Now in its third edition, this book is both an introduction to industrial robots from a system point of view and an introduction to integrating robots in CIM. The proposed audience is made up of industrial professionals and college students. Support for instructors is available. New in this edition are three chapters more oriented to CIM and a case study developed throughout all of the chapters.

Chapter 1, “Introduction to Industrial Robots,” covers the basic terminology of CIM and manufacturing systems. Chapter 2, “Robot Classification,” introduces the most-used classifications, based on arm geometry, power sources, application areas, control techniques, and trajectory calculations. ISO standards are presented.

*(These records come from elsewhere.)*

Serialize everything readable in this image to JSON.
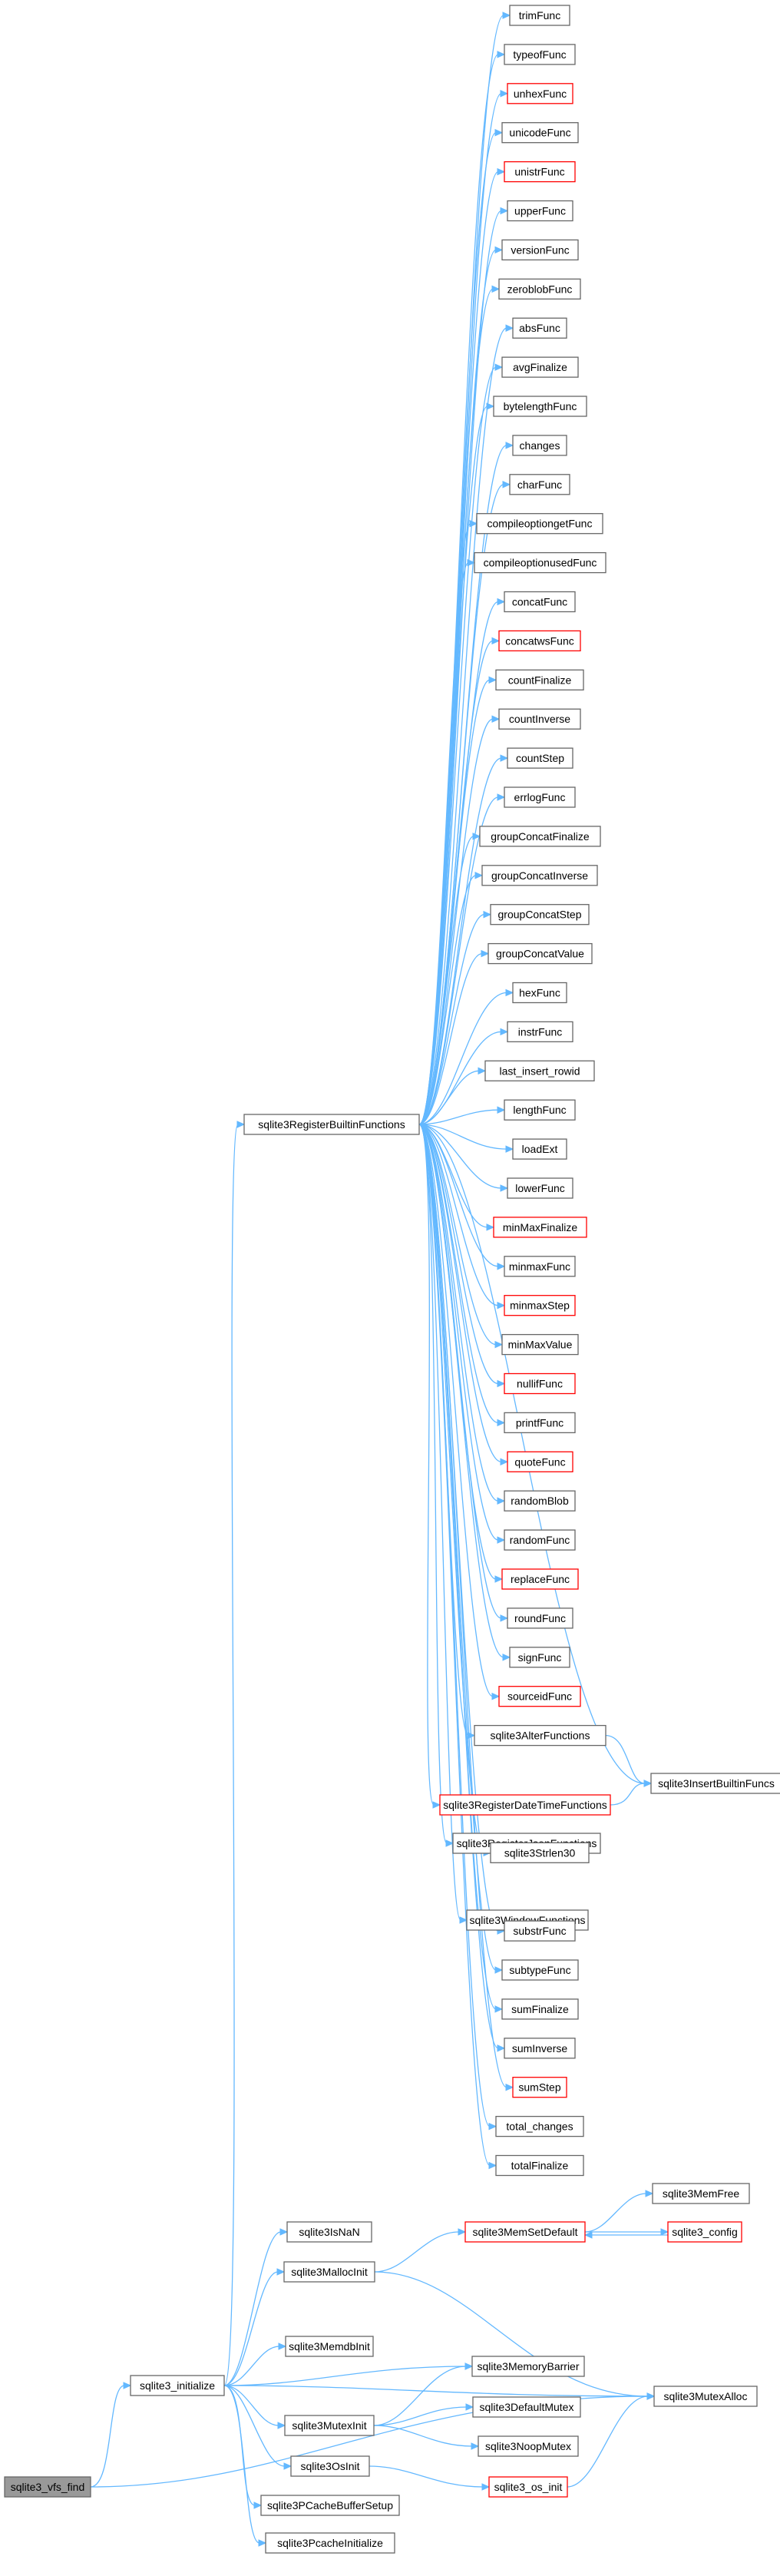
{
  "colors": {
    "edge": "#63b8ff",
    "node_border": "#666666",
    "node_border_red": "#ff0000",
    "node_fill": "#ffffff",
    "root_fill": "#999999"
  },
  "nodes": [
    {
      "id": "vfs_find",
      "label": "sqlite3_vfs_find",
      "style": "root"
    },
    {
      "id": "initialize",
      "label": "sqlite3_initialize",
      "style": "normal"
    },
    {
      "id": "isnan",
      "label": "sqlite3IsNaN",
      "style": "normal"
    },
    {
      "id": "mallocinit",
      "label": "sqlite3MallocInit",
      "style": "normal"
    },
    {
      "id": "memdbinit",
      "label": "sqlite3MemdbInit",
      "style": "normal"
    },
    {
      "id": "mutexinit",
      "label": "sqlite3MutexInit",
      "style": "normal"
    },
    {
      "id": "osinit",
      "label": "sqlite3OsInit",
      "style": "normal"
    },
    {
      "id": "pcachebuf",
      "label": "sqlite3PCacheBufferSetup",
      "style": "normal"
    },
    {
      "id": "pcacheinit",
      "label": "sqlite3PcacheInitialize",
      "style": "normal"
    },
    {
      "id": "registerbuiltin",
      "label": "sqlite3RegisterBuiltinFunctions",
      "style": "normal"
    },
    {
      "id": "memsetdefault",
      "label": "sqlite3MemSetDefault",
      "style": "red"
    },
    {
      "id": "memfree",
      "label": "sqlite3MemFree",
      "style": "normal"
    },
    {
      "id": "config",
      "label": "sqlite3_config",
      "style": "red"
    },
    {
      "id": "membarrier",
      "label": "sqlite3MemoryBarrier",
      "style": "normal"
    },
    {
      "id": "defaultmutex",
      "label": "sqlite3DefaultMutex",
      "style": "normal"
    },
    {
      "id": "noopmutex",
      "label": "sqlite3NoopMutex",
      "style": "normal"
    },
    {
      "id": "osinit2",
      "label": "sqlite3_os_init",
      "style": "red"
    },
    {
      "id": "mutexalloc",
      "label": "sqlite3MutexAlloc",
      "style": "normal"
    },
    {
      "id": "insertbuiltin",
      "label": "sqlite3InsertBuiltinFuncs",
      "style": "normal"
    },
    {
      "id": "f_trimfunc",
      "label": "trimFunc",
      "style": "normal"
    },
    {
      "id": "f_typeoffunc",
      "label": "typeofFunc",
      "style": "normal"
    },
    {
      "id": "f_unhexfunc",
      "label": "unhexFunc",
      "style": "red"
    },
    {
      "id": "f_unicodefunc",
      "label": "unicodeFunc",
      "style": "normal"
    },
    {
      "id": "f_unistrfunc",
      "label": "unistrFunc",
      "style": "red"
    },
    {
      "id": "f_upperfunc",
      "label": "upperFunc",
      "style": "normal"
    },
    {
      "id": "f_versionfunc",
      "label": "versionFunc",
      "style": "normal"
    },
    {
      "id": "f_zeroblobfunc",
      "label": "zeroblobFunc",
      "style": "normal"
    },
    {
      "id": "f_absfunc",
      "label": "absFunc",
      "style": "normal"
    },
    {
      "id": "f_avgfinalize",
      "label": "avgFinalize",
      "style": "normal"
    },
    {
      "id": "f_bytelengthfunc",
      "label": "bytelengthFunc",
      "style": "normal"
    },
    {
      "id": "f_changes",
      "label": "changes",
      "style": "normal"
    },
    {
      "id": "f_charfunc",
      "label": "charFunc",
      "style": "normal"
    },
    {
      "id": "f_compileoptiongetfunc",
      "label": "compileoptiongetFunc",
      "style": "normal"
    },
    {
      "id": "f_compileoptionusedfunc",
      "label": "compileoptionusedFunc",
      "style": "normal"
    },
    {
      "id": "f_concatfunc",
      "label": "concatFunc",
      "style": "normal"
    },
    {
      "id": "f_concatwsfunc",
      "label": "concatwsFunc",
      "style": "red"
    },
    {
      "id": "f_countfinalize",
      "label": "countFinalize",
      "style": "normal"
    },
    {
      "id": "f_countinverse",
      "label": "countInverse",
      "style": "normal"
    },
    {
      "id": "f_countstep",
      "label": "countStep",
      "style": "normal"
    },
    {
      "id": "f_errlogfunc",
      "label": "errlogFunc",
      "style": "normal"
    },
    {
      "id": "f_groupconcatfinalize",
      "label": "groupConcatFinalize",
      "style": "normal"
    },
    {
      "id": "f_groupconcatinverse",
      "label": "groupConcatInverse",
      "style": "normal"
    },
    {
      "id": "f_groupconcatstep",
      "label": "groupConcatStep",
      "style": "normal"
    },
    {
      "id": "f_groupconcatvalue",
      "label": "groupConcatValue",
      "style": "normal"
    },
    {
      "id": "f_hexfunc",
      "label": "hexFunc",
      "style": "normal"
    },
    {
      "id": "f_instrfunc",
      "label": "instrFunc",
      "style": "normal"
    },
    {
      "id": "f_last_insert_rowid",
      "label": "last_insert_rowid",
      "style": "normal"
    },
    {
      "id": "f_lengthfunc",
      "label": "lengthFunc",
      "style": "normal"
    },
    {
      "id": "f_loadext",
      "label": "loadExt",
      "style": "normal"
    },
    {
      "id": "f_lowerfunc",
      "label": "lowerFunc",
      "style": "normal"
    },
    {
      "id": "f_minmaxfinalize",
      "label": "minMaxFinalize",
      "style": "red"
    },
    {
      "id": "f_minmaxfunc",
      "label": "minmaxFunc",
      "style": "normal"
    },
    {
      "id": "f_minmaxstep",
      "label": "minmaxStep",
      "style": "red"
    },
    {
      "id": "f_minmaxvalue",
      "label": "minMaxValue",
      "style": "normal"
    },
    {
      "id": "f_nulliffunc",
      "label": "nullifFunc",
      "style": "red"
    },
    {
      "id": "f_printffunc",
      "label": "printfFunc",
      "style": "normal"
    },
    {
      "id": "f_quotefunc",
      "label": "quoteFunc",
      "style": "red"
    },
    {
      "id": "f_randomblob",
      "label": "randomBlob",
      "style": "normal"
    },
    {
      "id": "f_randomfunc",
      "label": "randomFunc",
      "style": "normal"
    },
    {
      "id": "f_replacefunc",
      "label": "replaceFunc",
      "style": "red"
    },
    {
      "id": "f_roundfunc",
      "label": "roundFunc",
      "style": "normal"
    },
    {
      "id": "f_signfunc",
      "label": "signFunc",
      "style": "normal"
    },
    {
      "id": "f_sourceidfunc",
      "label": "sourceidFunc",
      "style": "red"
    },
    {
      "id": "f_sqlite3alterfunctions",
      "label": "sqlite3AlterFunctions",
      "style": "normal"
    },
    {
      "id": "f_sqlite3registerdatetimefunctions",
      "label": "sqlite3RegisterDateTimeFunctions",
      "style": "red"
    },
    {
      "id": "f_sqlite3registerjsonfunctions",
      "label": "sqlite3RegisterJsonFunctions",
      "style": "normal"
    },
    {
      "id": "f_sqlite3strlen30",
      "label": "sqlite3Strlen30",
      "style": "normal"
    },
    {
      "id": "f_sqlite3windowfunctions",
      "label": "sqlite3WindowFunctions",
      "style": "normal"
    },
    {
      "id": "f_substrfunc",
      "label": "substrFunc",
      "style": "normal"
    },
    {
      "id": "f_subtypefunc",
      "label": "subtypeFunc",
      "style": "normal"
    },
    {
      "id": "f_sumfinalize",
      "label": "sumFinalize",
      "style": "normal"
    },
    {
      "id": "f_suminverse",
      "label": "sumInverse",
      "style": "normal"
    },
    {
      "id": "f_sumstep",
      "label": "sumStep",
      "style": "red"
    },
    {
      "id": "f_total_changes",
      "label": "total_changes",
      "style": "normal"
    },
    {
      "id": "f_totalfinalize",
      "label": "totalFinalize",
      "style": "normal"
    }
  ],
  "edges": [
    [
      "vfs_find",
      "initialize"
    ],
    [
      "vfs_find",
      "mutexalloc"
    ],
    [
      "initialize",
      "isnan"
    ],
    [
      "initialize",
      "mallocinit"
    ],
    [
      "initialize",
      "memdbinit"
    ],
    [
      "initialize",
      "mutexinit"
    ],
    [
      "initialize",
      "osinit"
    ],
    [
      "initialize",
      "pcachebuf"
    ],
    [
      "initialize",
      "pcacheinit"
    ],
    [
      "initialize",
      "registerbuiltin"
    ],
    [
      "initialize",
      "membarrier"
    ],
    [
      "initialize",
      "mutexalloc"
    ],
    [
      "mallocinit",
      "memsetdefault"
    ],
    [
      "mallocinit",
      "mutexalloc"
    ],
    [
      "memsetdefault",
      "memfree"
    ],
    [
      "memsetdefault",
      "config"
    ],
    [
      "config",
      "memsetdefault"
    ],
    [
      "mutexinit",
      "membarrier"
    ],
    [
      "mutexinit",
      "defaultmutex"
    ],
    [
      "mutexinit",
      "noopmutex"
    ],
    [
      "osinit",
      "osinit2"
    ],
    [
      "osinit2",
      "mutexalloc"
    ],
    [
      "registerbuiltin",
      "f_trimfunc"
    ],
    [
      "registerbuiltin",
      "f_typeoffunc"
    ],
    [
      "registerbuiltin",
      "f_unhexfunc"
    ],
    [
      "registerbuiltin",
      "f_unicodefunc"
    ],
    [
      "registerbuiltin",
      "f_unistrfunc"
    ],
    [
      "registerbuiltin",
      "f_upperfunc"
    ],
    [
      "registerbuiltin",
      "f_versionfunc"
    ],
    [
      "registerbuiltin",
      "f_zeroblobfunc"
    ],
    [
      "registerbuiltin",
      "f_absfunc"
    ],
    [
      "registerbuiltin",
      "f_avgfinalize"
    ],
    [
      "registerbuiltin",
      "f_bytelengthfunc"
    ],
    [
      "registerbuiltin",
      "f_changes"
    ],
    [
      "registerbuiltin",
      "f_charfunc"
    ],
    [
      "registerbuiltin",
      "f_compileoptiongetfunc"
    ],
    [
      "registerbuiltin",
      "f_compileoptionusedfunc"
    ],
    [
      "registerbuiltin",
      "f_concatfunc"
    ],
    [
      "registerbuiltin",
      "f_concatwsfunc"
    ],
    [
      "registerbuiltin",
      "f_countfinalize"
    ],
    [
      "registerbuiltin",
      "f_countinverse"
    ],
    [
      "registerbuiltin",
      "f_countstep"
    ],
    [
      "registerbuiltin",
      "f_errlogfunc"
    ],
    [
      "registerbuiltin",
      "f_groupconcatfinalize"
    ],
    [
      "registerbuiltin",
      "f_groupconcatinverse"
    ],
    [
      "registerbuiltin",
      "f_groupconcatstep"
    ],
    [
      "registerbuiltin",
      "f_groupconcatvalue"
    ],
    [
      "registerbuiltin",
      "f_hexfunc"
    ],
    [
      "registerbuiltin",
      "f_instrfunc"
    ],
    [
      "registerbuiltin",
      "f_last_insert_rowid"
    ],
    [
      "registerbuiltin",
      "f_lengthfunc"
    ],
    [
      "registerbuiltin",
      "f_loadext"
    ],
    [
      "registerbuiltin",
      "f_lowerfunc"
    ],
    [
      "registerbuiltin",
      "f_minmaxfinalize"
    ],
    [
      "registerbuiltin",
      "f_minmaxfunc"
    ],
    [
      "registerbuiltin",
      "f_minmaxstep"
    ],
    [
      "registerbuiltin",
      "f_minmaxvalue"
    ],
    [
      "registerbuiltin",
      "f_nulliffunc"
    ],
    [
      "registerbuiltin",
      "f_printffunc"
    ],
    [
      "registerbuiltin",
      "f_quotefunc"
    ],
    [
      "registerbuiltin",
      "f_randomblob"
    ],
    [
      "registerbuiltin",
      "f_randomfunc"
    ],
    [
      "registerbuiltin",
      "f_replacefunc"
    ],
    [
      "registerbuiltin",
      "f_roundfunc"
    ],
    [
      "registerbuiltin",
      "f_signfunc"
    ],
    [
      "registerbuiltin",
      "f_sourceidfunc"
    ],
    [
      "registerbuiltin",
      "f_sqlite3alterfunctions"
    ],
    [
      "registerbuiltin",
      "f_sqlite3registerdatetimefunctions"
    ],
    [
      "registerbuiltin",
      "f_sqlite3registerjsonfunctions"
    ],
    [
      "registerbuiltin",
      "f_sqlite3strlen30"
    ],
    [
      "registerbuiltin",
      "f_sqlite3windowfunctions"
    ],
    [
      "registerbuiltin",
      "f_substrfunc"
    ],
    [
      "registerbuiltin",
      "f_subtypefunc"
    ],
    [
      "registerbuiltin",
      "f_sumfinalize"
    ],
    [
      "registerbuiltin",
      "f_suminverse"
    ],
    [
      "registerbuiltin",
      "f_sumstep"
    ],
    [
      "registerbuiltin",
      "f_total_changes"
    ],
    [
      "registerbuiltin",
      "f_totalfinalize"
    ],
    [
      "registerbuiltin",
      "insertbuiltin"
    ],
    [
      "f_sqlite3alterfunctions",
      "insertbuiltin"
    ],
    [
      "f_sqlite3registerdatetimefunctions",
      "insertbuiltin"
    ]
  ]
}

Chapter 3, “Automated Work Cells and CIM Systems,” is a new chapter on the implementation of CIM systems. It introduces the main case study, which focuses on gas turbine production at Western Electric. Chapter 4, “End-of-Arm Tooling,” describes the most-used kinds of grippers and addresses the problem of which gripper to select to accomplish a given job. Active and passive compliance are introduced here. Chapter 5, “Automation Sensors,” classifies the sensors used in work cells and the reasons they are used. Sensors are grouped into three categories: contact, noncontact, and process. Many technical data are given. Chapter 6, “Work-Cell Support Systems,” is a new chapter addressing the problem of how to integrate electromechanical systems to build a robotics cell. Machine vision is introduced. Chapter 7, “Robot and System Integration,” reviews the architecture of CIM systems and describes some possible cells in which robots can operate. Architectures of such cells are presented, and the functions of sensors are seen from the point of view of system integration. Chapter 8, “Work-Cell Programming,” discusses programming issues for workcell control and for robot programming. Robot languages are classified into four categories--joint control, primitive motion, structured programming, and task-oriented--according to the level at which the user must interact. Reference frames and taught points are discussed in some detail.

The last chapters cover additional aspects of work organization. Chapter 9, “Justification and Applications of Work Cells,” explains the main application areas of robots. Chapter 10, “Safety,” presents the directives for safely inserting robots into production. The causes of accidents are analyzed, and the American national standard is presented. Chapter 11, “Human Interface: Operator Training, Acceptance, and Problems,” illustrates management concerns about the changes in work organization induced by robots.

The best aspect of this book is the unusual coverage of items usually scattered among books on control theory, CIM, and so on. Of course, this coverage is somewhat superficial. The student may need to cover some parts in more depth. The worst aspect of the book is its complete lack of references, which is especially inconvenient for students. However, the book is well written and should be easily understood by students of various engineering curricula.

A final consideration is how to relate this book to the idea of robots usually found in the computer science community, and in artificial intelligence (AI) in particular. AI usually takes a top-down approach, starting from the decision level needed to accomplish a function, while robotics takes a bottom-up approach, starting from pieces and connecting them to build a system that can accomplish a function. In a recent issue of CACM [1], George Bekey envisages a large and important role for computer science in robotics and manufacturing. All computer scientists can benefit from knowing what robots are and what they do.